What’s wild is how cheap this door was to keep closed. Novo Nordisk could have held onto its exclusive rights by paying a few hundred dollars in maintenance fees.
Instead, it may have ceded part of a $1 billion market — that’s what semaglutide pulled in last year in Canada alone.
How Big Is This Opportunity for Hims, Really?
Hims & Hers generated just under $1.7 billion in revenue over the past twelve months.
The entire Canadian market for semaglutide is roughly $1 billion but Hims won’t capture anywhere near all of that.
The market will fragment quickly, with multiple generics likely hitting shelves at the same time.
Still, even a 5% to 10% share could add as much as 9-figures to Hims’ top line. That’s far from trivial, especially if it leads to recurring revenue and subscriber growth.
And remember, Hims isn’t playing the usual pharmacy game. Its strength lies in consumer trust, seamless user experience, and a subscription-first mindset. If it can onboard semaglutide patients in Canada and convert them into long-term customers across its broader health portfolio. Think hair loss, mental health, skin care, and then the value of this move extends well beyond just weight-loss injections.
What Investors Might Be Overlooking
Hims could use this Canadian entry as a regulatory proof-of-concept. If it successfully rolls out a compliant, generic semaglutide product in Canada, it could help soften the FDA’s stance on telehealth-led GLP-1 distribution in the U.S., especially as supply constraints ease and the compounding loophole closes.
In short, this isn’t just about Canada.

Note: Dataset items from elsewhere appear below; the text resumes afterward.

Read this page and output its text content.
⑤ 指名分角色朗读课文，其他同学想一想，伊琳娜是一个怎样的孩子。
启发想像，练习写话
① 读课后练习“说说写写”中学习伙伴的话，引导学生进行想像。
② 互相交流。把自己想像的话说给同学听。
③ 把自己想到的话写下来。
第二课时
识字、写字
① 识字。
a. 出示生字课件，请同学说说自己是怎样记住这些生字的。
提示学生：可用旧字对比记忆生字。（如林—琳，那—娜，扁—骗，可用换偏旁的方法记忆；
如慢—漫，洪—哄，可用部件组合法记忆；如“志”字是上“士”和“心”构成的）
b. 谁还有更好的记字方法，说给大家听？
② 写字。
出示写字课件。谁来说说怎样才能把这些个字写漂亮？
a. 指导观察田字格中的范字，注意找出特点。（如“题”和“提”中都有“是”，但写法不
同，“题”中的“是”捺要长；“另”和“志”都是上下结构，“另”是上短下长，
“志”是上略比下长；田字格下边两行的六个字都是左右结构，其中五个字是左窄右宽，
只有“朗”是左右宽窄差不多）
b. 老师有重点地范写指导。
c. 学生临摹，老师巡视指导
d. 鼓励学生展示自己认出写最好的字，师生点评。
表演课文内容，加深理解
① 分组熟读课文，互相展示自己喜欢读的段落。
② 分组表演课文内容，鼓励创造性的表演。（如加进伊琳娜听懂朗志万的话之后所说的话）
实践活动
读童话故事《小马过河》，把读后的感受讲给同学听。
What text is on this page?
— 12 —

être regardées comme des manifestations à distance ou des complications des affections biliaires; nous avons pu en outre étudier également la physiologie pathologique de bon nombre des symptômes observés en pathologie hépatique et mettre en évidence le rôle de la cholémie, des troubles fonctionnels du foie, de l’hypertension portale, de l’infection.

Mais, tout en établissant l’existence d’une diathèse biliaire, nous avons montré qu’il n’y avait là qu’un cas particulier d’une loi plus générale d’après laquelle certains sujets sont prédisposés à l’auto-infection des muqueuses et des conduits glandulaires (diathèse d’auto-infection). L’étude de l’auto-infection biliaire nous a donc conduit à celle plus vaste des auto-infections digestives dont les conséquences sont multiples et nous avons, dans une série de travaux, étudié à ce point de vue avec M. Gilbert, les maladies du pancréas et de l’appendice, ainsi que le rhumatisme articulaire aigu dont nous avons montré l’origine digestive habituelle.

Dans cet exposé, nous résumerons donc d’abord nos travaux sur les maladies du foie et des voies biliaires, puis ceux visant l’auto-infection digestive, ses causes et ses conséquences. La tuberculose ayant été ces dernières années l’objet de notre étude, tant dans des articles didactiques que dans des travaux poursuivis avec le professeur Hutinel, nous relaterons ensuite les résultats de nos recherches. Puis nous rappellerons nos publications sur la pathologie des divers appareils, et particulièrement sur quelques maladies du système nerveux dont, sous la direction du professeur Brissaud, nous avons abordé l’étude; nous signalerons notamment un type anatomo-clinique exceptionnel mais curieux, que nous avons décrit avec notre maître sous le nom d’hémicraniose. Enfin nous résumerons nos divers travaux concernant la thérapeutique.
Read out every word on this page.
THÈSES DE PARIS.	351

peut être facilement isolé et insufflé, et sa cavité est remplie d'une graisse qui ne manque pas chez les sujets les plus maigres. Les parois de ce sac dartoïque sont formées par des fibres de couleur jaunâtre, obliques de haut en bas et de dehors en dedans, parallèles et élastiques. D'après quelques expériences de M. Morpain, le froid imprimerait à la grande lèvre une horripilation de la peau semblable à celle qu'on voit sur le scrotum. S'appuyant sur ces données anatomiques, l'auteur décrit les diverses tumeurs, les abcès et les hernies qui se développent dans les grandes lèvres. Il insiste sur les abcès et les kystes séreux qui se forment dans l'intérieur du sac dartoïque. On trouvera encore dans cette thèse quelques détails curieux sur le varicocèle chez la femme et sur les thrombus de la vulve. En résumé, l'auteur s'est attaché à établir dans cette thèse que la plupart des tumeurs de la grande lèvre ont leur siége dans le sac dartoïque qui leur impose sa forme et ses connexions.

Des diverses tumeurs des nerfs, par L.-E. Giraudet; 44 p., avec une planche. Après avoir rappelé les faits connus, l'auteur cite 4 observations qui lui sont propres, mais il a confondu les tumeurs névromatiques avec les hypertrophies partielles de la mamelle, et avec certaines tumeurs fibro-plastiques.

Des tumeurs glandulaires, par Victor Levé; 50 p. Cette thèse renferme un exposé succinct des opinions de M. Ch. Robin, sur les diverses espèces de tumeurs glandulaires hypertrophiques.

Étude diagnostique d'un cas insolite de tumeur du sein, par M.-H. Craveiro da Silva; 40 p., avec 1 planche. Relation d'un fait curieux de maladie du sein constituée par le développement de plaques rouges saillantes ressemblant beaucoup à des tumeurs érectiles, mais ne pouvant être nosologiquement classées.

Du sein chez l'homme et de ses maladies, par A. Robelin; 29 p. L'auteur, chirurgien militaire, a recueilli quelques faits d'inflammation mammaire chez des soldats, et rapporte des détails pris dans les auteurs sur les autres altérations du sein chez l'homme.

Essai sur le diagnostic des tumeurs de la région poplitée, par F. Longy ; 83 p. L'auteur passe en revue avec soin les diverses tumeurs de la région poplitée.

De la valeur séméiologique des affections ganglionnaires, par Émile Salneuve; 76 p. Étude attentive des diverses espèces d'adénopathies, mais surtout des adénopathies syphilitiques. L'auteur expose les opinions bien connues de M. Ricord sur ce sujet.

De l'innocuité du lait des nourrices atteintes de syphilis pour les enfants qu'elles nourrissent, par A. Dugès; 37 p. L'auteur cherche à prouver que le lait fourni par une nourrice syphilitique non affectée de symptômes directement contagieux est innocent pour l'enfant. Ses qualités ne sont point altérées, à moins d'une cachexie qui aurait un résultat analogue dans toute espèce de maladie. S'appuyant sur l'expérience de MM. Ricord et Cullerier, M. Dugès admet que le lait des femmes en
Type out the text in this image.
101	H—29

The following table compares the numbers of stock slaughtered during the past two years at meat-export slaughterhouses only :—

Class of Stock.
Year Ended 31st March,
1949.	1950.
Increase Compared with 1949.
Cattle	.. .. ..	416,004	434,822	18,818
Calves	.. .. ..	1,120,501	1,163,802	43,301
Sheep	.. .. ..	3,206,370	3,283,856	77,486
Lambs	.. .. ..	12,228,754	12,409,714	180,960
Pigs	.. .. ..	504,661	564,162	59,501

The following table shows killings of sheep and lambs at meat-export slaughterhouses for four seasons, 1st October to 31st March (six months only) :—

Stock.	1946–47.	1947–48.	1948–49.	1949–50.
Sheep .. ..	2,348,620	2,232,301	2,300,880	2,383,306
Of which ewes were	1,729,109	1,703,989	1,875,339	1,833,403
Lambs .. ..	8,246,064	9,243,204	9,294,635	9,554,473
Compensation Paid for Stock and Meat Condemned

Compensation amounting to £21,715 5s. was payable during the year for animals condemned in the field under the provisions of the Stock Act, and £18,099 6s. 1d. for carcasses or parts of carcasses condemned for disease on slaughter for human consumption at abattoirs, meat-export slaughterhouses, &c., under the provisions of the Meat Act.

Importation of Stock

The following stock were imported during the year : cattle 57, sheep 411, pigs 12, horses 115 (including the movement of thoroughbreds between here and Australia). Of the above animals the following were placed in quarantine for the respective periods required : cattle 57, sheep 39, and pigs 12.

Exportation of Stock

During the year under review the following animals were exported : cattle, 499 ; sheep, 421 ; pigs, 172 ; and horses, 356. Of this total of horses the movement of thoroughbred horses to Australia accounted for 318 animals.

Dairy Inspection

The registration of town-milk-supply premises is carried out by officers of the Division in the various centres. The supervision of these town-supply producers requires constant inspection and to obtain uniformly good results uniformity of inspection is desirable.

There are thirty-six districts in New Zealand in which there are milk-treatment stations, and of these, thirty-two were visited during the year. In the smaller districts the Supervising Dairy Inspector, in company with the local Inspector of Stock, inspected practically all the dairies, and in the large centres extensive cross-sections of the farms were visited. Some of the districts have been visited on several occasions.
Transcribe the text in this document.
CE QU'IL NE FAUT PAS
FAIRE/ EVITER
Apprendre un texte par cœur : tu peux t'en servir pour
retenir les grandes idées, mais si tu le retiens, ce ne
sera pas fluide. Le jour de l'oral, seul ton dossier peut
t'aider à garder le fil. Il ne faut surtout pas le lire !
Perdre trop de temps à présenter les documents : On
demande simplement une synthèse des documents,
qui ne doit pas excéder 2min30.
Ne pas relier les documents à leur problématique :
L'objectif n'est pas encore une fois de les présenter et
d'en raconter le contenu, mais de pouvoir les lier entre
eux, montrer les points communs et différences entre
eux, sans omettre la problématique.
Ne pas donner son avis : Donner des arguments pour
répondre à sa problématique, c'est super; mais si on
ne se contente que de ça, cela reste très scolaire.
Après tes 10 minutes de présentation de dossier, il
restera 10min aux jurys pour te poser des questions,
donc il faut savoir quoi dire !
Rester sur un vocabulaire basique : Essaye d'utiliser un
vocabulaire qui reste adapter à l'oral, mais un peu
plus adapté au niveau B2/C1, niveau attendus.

It’s a key wedge that could pave the way for a broader playbook.
There’s also the brand halo to consider. Weight-loss medications are the hottest topic in healthcare right now. Getting into the conversation, even on a smaller scale, keeps Hims top-of-mind for investors, consumers, and regulators alike.
And with GLP-1 interest expected to grow into a $100 billion global market this decade, getting a seat at the table matters.
Is Hims Stock Still a Buy After the Run-Up?
That’s where things get tricky because Hims & Hers stock has more than doubled this year, pushing its market cap past $11.2 billion and inflating its trailing P/E ratio to 70.
That’s nosebleed territory for any stock, let alone one in a fiercely competitive space with thin margins and aggressive customer acquisition costs.
Put differently, the market already expects Hims to keep growing fast. This Canadian GLP-1 opportunity may strengthen the bull case, but it’s not a silver bullet.
Investors buying in today are betting that Hims can execute near-flawlessly in a market where copycats are multiplying and the regulatory ground is still shifting.
For those watching from the sidelines, it might make more sense to wait for a pullback or for clarity on just how big the Canadian expansion could get. But one thing’s clear, Hims is no longer just a men’s wellness brand with cheeky ads. It’s becoming a serious player in consumer-led healthcare and now, potentially, in generic weight-loss drugs too.